After our adventure on Monday with the bee swarm on the back fence, I had a little blog fodder and some photos for my little ol’ blog here. It was an interesting, educational experience and I was happy for the chance.
To think my boys would have completely missed out on it if they’d been in school that day!
Little did I know.
Friday morning, when D1 came in from the back yard, grabbed my phone, and headed back outside, I really didn’t think much of it. He likes to take pictures with the camera sometimes. Then he came back with this photo.
I ran outside and saw a bundle of bees clumped together on a branch, overhanging our yard. It was about the size of a baseball mitt, and swayed in the breeze.
It was actually rather creepy.
I called the neighbor, and she came back over to see what we had. They were definitely hers—no question about that. As rare as it is to see a honeybee “in the wild” these days, having two swarms in our yard in a week was pretty amazing, until she told me that this was actually the FOURTH swarm they’d found this week!

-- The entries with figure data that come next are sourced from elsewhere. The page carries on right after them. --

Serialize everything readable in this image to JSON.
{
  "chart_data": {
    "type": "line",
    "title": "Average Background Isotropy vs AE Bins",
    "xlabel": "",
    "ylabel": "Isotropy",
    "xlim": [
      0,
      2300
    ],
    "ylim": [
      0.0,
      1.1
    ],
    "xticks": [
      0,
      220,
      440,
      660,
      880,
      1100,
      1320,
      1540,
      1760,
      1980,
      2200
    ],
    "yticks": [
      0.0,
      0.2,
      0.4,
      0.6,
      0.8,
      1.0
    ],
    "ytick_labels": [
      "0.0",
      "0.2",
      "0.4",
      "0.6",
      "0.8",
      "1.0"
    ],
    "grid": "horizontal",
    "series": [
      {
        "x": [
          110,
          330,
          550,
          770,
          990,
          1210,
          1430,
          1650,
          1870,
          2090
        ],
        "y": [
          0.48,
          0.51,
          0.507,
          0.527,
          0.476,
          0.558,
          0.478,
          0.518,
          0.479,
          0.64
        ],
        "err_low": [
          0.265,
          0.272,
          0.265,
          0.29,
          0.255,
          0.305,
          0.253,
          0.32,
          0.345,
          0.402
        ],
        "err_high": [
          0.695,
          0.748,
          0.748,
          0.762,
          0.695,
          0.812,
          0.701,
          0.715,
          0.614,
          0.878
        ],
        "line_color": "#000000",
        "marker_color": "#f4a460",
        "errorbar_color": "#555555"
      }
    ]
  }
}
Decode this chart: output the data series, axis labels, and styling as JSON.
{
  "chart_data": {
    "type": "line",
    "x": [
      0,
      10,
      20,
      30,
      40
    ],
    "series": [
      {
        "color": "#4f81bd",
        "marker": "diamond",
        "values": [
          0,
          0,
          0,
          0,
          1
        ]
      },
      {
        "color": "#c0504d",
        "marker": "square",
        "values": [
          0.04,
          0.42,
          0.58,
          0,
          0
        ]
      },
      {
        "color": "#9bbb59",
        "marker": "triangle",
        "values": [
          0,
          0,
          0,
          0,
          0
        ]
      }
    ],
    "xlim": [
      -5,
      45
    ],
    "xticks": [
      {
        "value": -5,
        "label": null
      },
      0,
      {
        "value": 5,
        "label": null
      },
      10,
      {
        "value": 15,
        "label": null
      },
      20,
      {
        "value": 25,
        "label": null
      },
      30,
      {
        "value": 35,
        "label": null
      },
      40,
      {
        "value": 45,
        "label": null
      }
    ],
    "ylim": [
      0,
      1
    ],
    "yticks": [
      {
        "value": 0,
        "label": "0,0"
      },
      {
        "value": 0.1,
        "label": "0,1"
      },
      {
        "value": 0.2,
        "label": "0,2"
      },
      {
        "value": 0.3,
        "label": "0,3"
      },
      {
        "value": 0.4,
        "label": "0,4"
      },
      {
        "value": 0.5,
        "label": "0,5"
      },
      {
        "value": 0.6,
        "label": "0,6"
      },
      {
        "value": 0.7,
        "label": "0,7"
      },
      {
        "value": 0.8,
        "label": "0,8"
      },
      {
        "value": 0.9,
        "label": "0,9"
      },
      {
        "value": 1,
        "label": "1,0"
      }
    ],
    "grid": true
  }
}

She called a bee expert and told them what was happening. They said it is extremely rare. One swarm, maybe. Two? Doubtful but possible. Four? Almost unheard of! Conditions have to be absolutely perfect for a hive to multiply and send out new queens.
Here in the Northwest, what frequently happens is that hives are killed off in the winter. It isn’t unusual for an entire bee box colony to die from the extreme temperature drops.
Apparently this past winter wasn’t very cold, since we had yet another queen and her entourage.
Her dad drove out again in the morning, to collect the bees. Fortunately, it had rained all night and the bees were lethargic from the cold. The capture was quick and easy. They put the box under the branch they were collected on, gave it a few hard whacks, and they all fell right into the box. Easy peasy.
There were just a few bees left afterward. I snapped this picture, as close as I could get without disturbing them… with zoom, of course. 🙂 They found their way back to the home hive box later, after it warmed up.
Hopefully this was our last bee adventure!